History is full of victories that looked glorious at the time… but quietly planted the seeds of future decline.
Empires, political parties, and business giants are rarely destroyed by defeat alone.
More often, they are weakened by what follows success:
overconfidence, complacency, internal echo chambers, and the gradual loss of connection with changing realities.
This thought came strongly to mind while observing the BJP’s massive victory in West Bengal with 207 seats in a 294-seat assembly.
Whatever one’s political views may be, the scale of the victory is historic.
But West Bengal is not just another state.
For years, Mamata Banerjee had built one of the strongest regional political fortresses in India. Bengal had a very different political ecosystem — deeply emotional, personality-driven, regionally rooted, and considered difficult terrain for national expansion.
That is what makes this result politically significant beyond numbers.
The fall of a fortress changes political psychology.
And that is where the long-term story may actually begin.
One often unnoticed effect of dominant victories is that they slowly change the behaviour of competitors.
Fragmented rivals, driven earlier by regional ambitions and individual calculations, gradually begin realising that isolated battles may no longer be enough.
History has repeatedly shown this pattern:
strong victories often create equally strong counter-mobilisation.
Indian politics itself offers examples.
The Indian National Congress once appeared politically unshakeable after independence. Yet prolonged dominance gradually strengthened anti-Congress consolidation across regions.

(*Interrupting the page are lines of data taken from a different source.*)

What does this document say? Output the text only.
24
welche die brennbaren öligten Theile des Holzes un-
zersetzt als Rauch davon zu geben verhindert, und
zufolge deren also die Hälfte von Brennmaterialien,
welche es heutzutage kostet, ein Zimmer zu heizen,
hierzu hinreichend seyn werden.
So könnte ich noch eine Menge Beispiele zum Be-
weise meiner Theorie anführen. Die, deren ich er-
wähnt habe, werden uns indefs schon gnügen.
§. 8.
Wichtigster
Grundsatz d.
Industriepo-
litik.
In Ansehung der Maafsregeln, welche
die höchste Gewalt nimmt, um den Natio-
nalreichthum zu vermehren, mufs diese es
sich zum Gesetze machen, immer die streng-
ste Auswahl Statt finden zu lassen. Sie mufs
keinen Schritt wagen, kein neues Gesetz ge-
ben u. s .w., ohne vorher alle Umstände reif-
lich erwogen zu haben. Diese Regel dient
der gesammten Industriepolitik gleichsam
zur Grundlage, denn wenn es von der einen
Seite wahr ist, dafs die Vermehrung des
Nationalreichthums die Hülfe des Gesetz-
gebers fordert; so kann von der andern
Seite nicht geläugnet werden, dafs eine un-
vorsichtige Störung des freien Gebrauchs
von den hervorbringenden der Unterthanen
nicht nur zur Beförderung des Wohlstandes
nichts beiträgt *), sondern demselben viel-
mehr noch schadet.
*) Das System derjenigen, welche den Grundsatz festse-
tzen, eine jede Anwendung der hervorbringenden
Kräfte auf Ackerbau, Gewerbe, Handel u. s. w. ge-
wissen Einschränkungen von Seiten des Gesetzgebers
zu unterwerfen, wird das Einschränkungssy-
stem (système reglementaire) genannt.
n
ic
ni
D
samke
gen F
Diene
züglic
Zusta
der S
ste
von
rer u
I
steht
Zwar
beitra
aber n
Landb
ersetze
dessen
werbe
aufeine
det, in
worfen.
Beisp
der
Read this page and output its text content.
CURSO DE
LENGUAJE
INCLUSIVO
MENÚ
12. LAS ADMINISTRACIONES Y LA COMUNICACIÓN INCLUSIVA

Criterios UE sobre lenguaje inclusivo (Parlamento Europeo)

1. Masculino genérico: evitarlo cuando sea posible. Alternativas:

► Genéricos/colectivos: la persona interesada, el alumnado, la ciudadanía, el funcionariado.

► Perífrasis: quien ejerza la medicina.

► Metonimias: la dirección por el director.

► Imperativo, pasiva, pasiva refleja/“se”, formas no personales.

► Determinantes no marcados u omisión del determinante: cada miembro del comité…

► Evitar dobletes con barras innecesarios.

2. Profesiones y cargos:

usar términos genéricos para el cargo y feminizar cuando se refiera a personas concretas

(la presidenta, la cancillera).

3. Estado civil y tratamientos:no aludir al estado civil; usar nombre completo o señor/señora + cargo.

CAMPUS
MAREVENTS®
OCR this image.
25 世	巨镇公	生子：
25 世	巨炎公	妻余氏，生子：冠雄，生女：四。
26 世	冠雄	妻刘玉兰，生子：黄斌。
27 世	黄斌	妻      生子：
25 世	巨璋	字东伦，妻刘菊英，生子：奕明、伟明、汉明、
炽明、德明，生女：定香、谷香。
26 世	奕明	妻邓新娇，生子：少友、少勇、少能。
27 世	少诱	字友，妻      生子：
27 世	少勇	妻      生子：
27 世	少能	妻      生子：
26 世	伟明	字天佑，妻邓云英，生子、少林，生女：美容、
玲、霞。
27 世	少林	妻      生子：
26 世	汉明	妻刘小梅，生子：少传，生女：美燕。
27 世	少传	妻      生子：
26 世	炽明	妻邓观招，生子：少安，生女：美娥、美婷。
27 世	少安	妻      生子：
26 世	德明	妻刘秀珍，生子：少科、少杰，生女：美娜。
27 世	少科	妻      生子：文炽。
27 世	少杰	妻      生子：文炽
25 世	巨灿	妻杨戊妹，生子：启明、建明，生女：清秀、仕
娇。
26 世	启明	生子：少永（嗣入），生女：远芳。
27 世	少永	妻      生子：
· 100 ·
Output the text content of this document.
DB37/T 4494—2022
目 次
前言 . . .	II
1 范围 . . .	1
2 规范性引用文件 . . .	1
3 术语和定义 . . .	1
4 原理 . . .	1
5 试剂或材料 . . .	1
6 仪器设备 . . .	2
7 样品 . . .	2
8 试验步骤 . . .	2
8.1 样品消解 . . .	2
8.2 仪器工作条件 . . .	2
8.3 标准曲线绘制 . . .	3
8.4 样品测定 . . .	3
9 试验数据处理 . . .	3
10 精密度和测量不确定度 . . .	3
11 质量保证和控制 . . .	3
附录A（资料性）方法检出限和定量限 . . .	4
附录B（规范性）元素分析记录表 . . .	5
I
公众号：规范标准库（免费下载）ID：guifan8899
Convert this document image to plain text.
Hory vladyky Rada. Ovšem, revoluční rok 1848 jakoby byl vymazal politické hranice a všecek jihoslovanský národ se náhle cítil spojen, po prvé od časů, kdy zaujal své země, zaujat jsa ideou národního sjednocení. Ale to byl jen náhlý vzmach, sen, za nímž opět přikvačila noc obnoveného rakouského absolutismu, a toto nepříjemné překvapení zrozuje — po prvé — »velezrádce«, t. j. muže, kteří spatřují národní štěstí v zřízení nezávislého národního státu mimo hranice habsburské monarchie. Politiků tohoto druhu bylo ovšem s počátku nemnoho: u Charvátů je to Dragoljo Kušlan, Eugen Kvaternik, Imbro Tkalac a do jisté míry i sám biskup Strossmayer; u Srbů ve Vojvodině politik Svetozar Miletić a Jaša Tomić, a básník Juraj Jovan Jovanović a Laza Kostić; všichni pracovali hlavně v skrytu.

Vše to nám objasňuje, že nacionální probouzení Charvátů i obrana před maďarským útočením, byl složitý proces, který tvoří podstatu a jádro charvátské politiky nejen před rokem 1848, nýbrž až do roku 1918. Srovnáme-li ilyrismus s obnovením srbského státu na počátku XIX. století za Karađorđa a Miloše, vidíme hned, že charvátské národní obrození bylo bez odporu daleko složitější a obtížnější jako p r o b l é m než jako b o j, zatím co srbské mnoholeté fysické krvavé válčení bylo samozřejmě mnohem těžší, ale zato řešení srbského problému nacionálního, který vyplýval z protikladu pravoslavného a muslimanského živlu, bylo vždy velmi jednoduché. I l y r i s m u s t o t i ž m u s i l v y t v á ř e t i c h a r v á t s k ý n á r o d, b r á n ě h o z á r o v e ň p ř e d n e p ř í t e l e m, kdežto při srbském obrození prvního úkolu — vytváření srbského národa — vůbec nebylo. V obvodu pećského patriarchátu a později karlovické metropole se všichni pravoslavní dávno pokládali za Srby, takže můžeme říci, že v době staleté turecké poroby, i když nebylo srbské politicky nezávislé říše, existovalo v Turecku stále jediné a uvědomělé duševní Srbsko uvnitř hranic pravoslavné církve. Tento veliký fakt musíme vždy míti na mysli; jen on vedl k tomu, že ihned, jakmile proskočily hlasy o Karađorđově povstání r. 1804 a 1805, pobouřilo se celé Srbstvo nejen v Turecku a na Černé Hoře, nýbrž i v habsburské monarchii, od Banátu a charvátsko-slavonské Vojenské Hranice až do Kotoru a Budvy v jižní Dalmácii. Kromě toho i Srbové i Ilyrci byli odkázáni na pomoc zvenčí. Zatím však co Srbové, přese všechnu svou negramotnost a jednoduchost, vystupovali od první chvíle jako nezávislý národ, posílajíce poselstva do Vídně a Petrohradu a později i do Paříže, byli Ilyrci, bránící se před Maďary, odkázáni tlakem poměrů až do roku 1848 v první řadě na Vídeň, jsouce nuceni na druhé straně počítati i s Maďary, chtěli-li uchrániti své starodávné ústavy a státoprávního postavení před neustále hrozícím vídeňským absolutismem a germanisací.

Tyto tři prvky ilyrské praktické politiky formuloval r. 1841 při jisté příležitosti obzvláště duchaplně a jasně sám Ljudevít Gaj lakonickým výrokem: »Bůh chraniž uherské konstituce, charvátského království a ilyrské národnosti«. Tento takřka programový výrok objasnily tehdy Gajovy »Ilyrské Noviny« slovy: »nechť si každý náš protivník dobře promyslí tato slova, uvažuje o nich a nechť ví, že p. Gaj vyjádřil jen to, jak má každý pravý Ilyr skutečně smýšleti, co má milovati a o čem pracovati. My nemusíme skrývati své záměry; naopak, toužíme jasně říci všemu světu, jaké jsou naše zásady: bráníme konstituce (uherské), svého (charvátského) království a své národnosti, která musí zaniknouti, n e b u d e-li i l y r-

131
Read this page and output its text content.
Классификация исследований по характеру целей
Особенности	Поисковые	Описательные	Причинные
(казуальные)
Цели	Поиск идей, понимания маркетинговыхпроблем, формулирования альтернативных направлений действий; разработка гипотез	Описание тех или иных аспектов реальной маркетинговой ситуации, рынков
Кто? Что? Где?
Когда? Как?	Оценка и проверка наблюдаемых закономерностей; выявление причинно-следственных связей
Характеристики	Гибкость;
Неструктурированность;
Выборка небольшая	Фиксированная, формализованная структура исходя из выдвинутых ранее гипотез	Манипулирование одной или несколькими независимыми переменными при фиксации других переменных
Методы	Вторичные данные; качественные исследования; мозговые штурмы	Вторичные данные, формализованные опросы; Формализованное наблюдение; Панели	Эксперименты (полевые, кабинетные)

Indira Gandhi’s massive post-1971 popularity eventually gave way to the backlash after the Emergency.
Rajiv Gandhi’s historic 1984 mandate also saw the national mood shift sharply within a few years.
The lesson is not ideological.
It is structural.
Every dominant force eventually faces the same leadership challenge:
How do you remain sharp after becoming powerful?
And this is not limited to politics.
The same pattern appears in business.
When one company dominates too aggressively:
Many businesses fail not because competitors defeated them directly…
but because success changed their own mindset.
Kodak underestimated digital disruption.
Nokia reacted slowly to changing consumer behaviour.
BlackBerry believed leadership position alone would protect relevance.
The danger rarely becomes visible during celebration.
It begins quietly:
when criticism gets dismissed,
when leaders hear applause more than feedback,
when growth becomes more important than connection,
and when success reduces the urgency for self-correction.
That is why the real test of leadership begins after victory.
Not before it.
Because reaching the top tests capability.
But staying there tests humility, adaptability, and the willingness to keep listening even when the applause is the loudest.